A letter allegedly written by Sean Connery to Steve Jobs in 1998 has circulated for several years. In the letter, Connery blasts Apple and angrily demands, “Please do not contact me again.” Is this letter real?
It’s fake.
The letter was created by Scoopertino, a satirical website with a tagline of “All the news that’s fit to fabricate.” The site specializes in “unreal” news about Apple. The letter originally appeared in an article entitled “EXPOSED: The iMac disaster that almost was” dated June 19, 2011. That article discussed a non-existent book which recounted a tale of Steve Jobs lobbying his idol Sean Connery to pitch the iMac, only to receive an angry response from the actor.
The body of the fictitious letter reads:
Mr. Jobs:
I will say this one more time. You do understand English, don’t you? I do not sell my soul for Apple or any other company. I have no interest in “changing the world” as you suggest. You have nothing that I need or want. You are a computer salesman – I am f–king JAMES BOND!
I can think of no quicker way to destroy my career than to appear in one of your crass adverts.
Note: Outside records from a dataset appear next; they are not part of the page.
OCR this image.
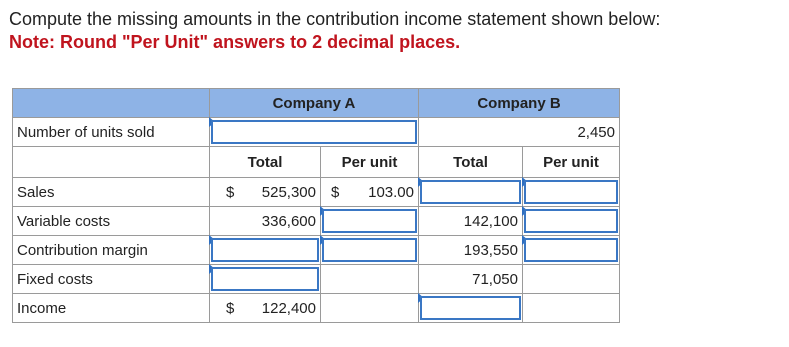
Compute the missing amounts in the contribution income statement shown below:
Note: Round "Per Unit" answers to 2 decimal places.
	Company A		Company B	
Number of units sold			2,450	
	Total	Per unit	Total	Per unit
Sales	$ 525,300	$ 103.00		

Variable costs	336,600		142,100	

Contribution margin			193,550	

Fixed costs			71,050	
Income	$ 122,400			
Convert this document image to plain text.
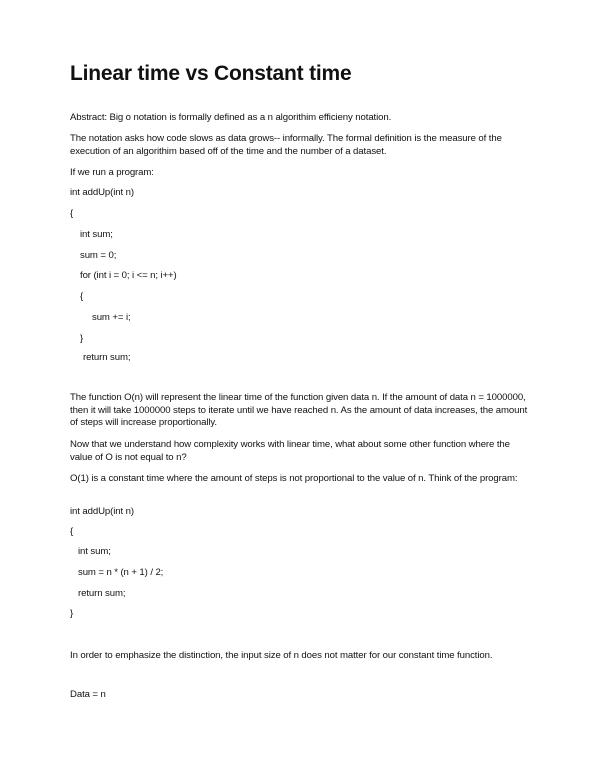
Linear time vs Constant time
Abstract: Big o notation is formally defined as a n algorithim efficieny notation.
The notation asks how code slows as data grows-- informally. The formal definition is the measure of the execution of an algorithim based off of the time and the number of a dataset.
If we run a program:
int addUp(int n)
{
int sum;
sum = 0;
for (int i = 0; i <= n; i++)
{
sum += i;
}
return sum;
The function O(n) will represent the linear time of the function given data n. If the amount of data n = 1000000, then it will take 1000000 steps to iterate until we have reached n. As the amount of data increases, the amount of steps will increase proportionally.
Now that we understand how complexity works with linear time, what about some other function where the value of O is not equal to n?
O(1) is a constant time where the amount of steps is not proportional to the value of n. Think of the program:
int addUp(int n)
{
int sum;
sum = n * (n + 1) / 2;
return sum;
}
In order to emphasize the distinction, the input size of n does not matter for our constant time function.
Data = n
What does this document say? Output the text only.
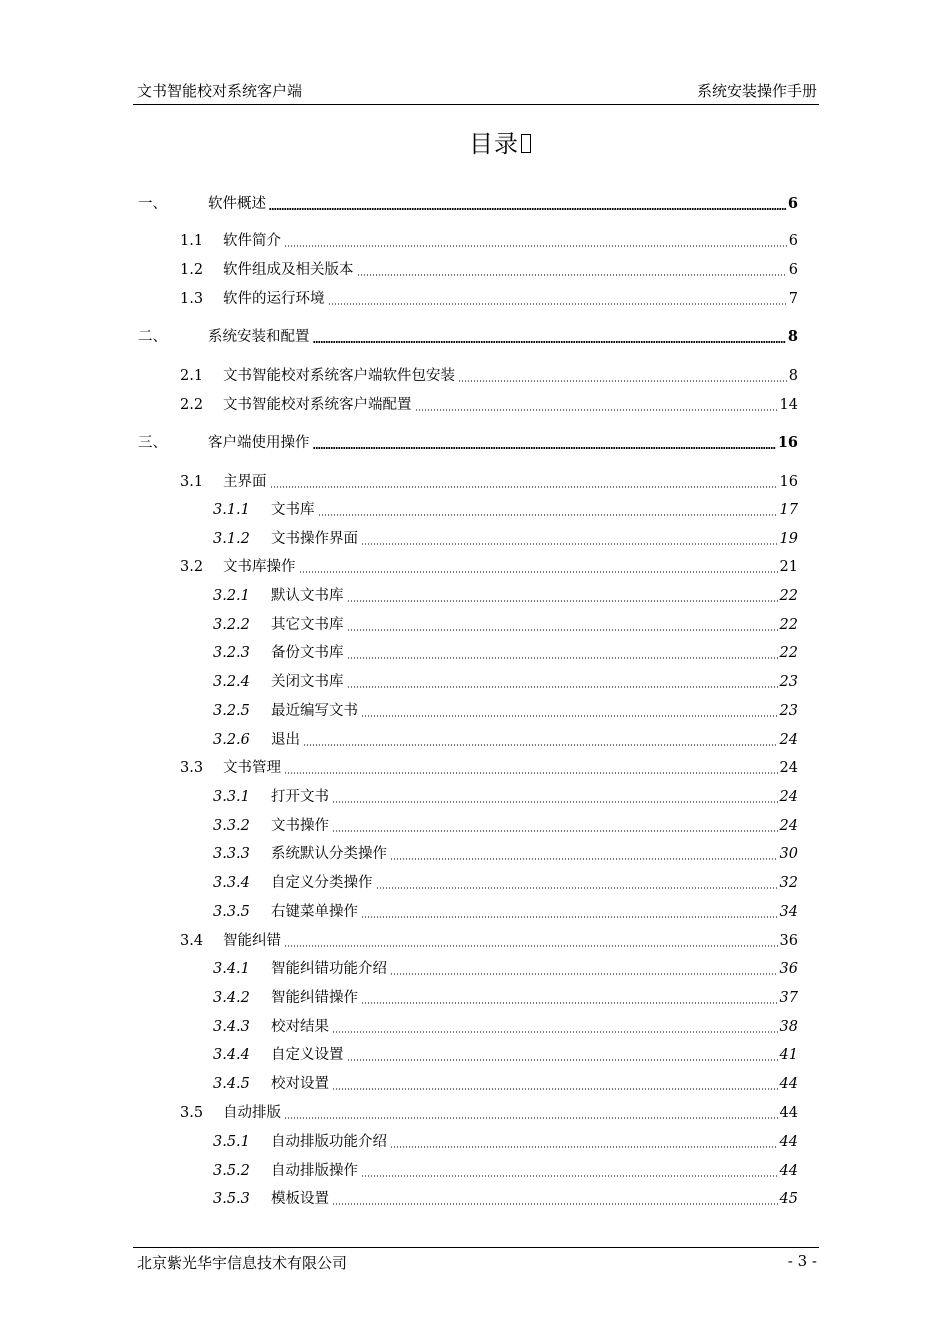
文书智能校对系统客户端	系统安装操作手册
目录
一、	软件概述	6
1.1 软件简介	6
1.2 软件组成及相关版本	6
1.3 软件的运行环境	7
二、	系统安装和配置	8
2.1 文书智能校对系统客户端软件包安装	8
2.2 文书智能校对系统客户端配置	14
三、	客户端使用操作	16
3.1 主界面	16
3.1.1 文书库	17
3.1.2 文书操作界面	19
3.2 文书库操作	21
3.2.1 默认文书库	22
3.2.2 其它文书库	22
3.2.3 备份文书库	22
3.2.4 关闭文书库	23
3.2.5 最近编写文书	23
3.2.6 退出	24
3.3 文书管理	24
3.3.1 打开文书	24
3.3.2 文书操作	24
3.3.3 系统默认分类操作	30
3.3.4 自定义分类操作	32
3.3.5 右键菜单操作	34
3.4 智能纠错	36
3.4.1 智能纠错功能介绍	36
3.4.2 智能纠错操作	37
3.4.3 校对结果	38
3.4.4 自定义设置	41
3.4.5 校对设置	44
3.5 自动排版	44
3.5.1 自动排版功能介绍	44
3.5.2 自动排版操作	44
3.5.3 模板设置	45
北京紫光华宇信息技术有限公司	- 3 -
Please do not contact me again.
Best,
Sean Connery
Letter Goes Viral
The letter gained traction in June 2011 when marketing executive John Willshire tweeted out the fake article. Willshire even trended on Twitter, only to later admit that he was fooled by the phony letter. By June 21, 2011, dozens of high-profile websites had covered the fake Connery letter.
Bottom Line
Sean Connery did not write a letter to Steve Jobs. The fictitious letter was published by a satirical website in June 2011. The letter first went viral in the summer of 2011, and continues to resurface occasionally be people who were never in on the joke’s origin.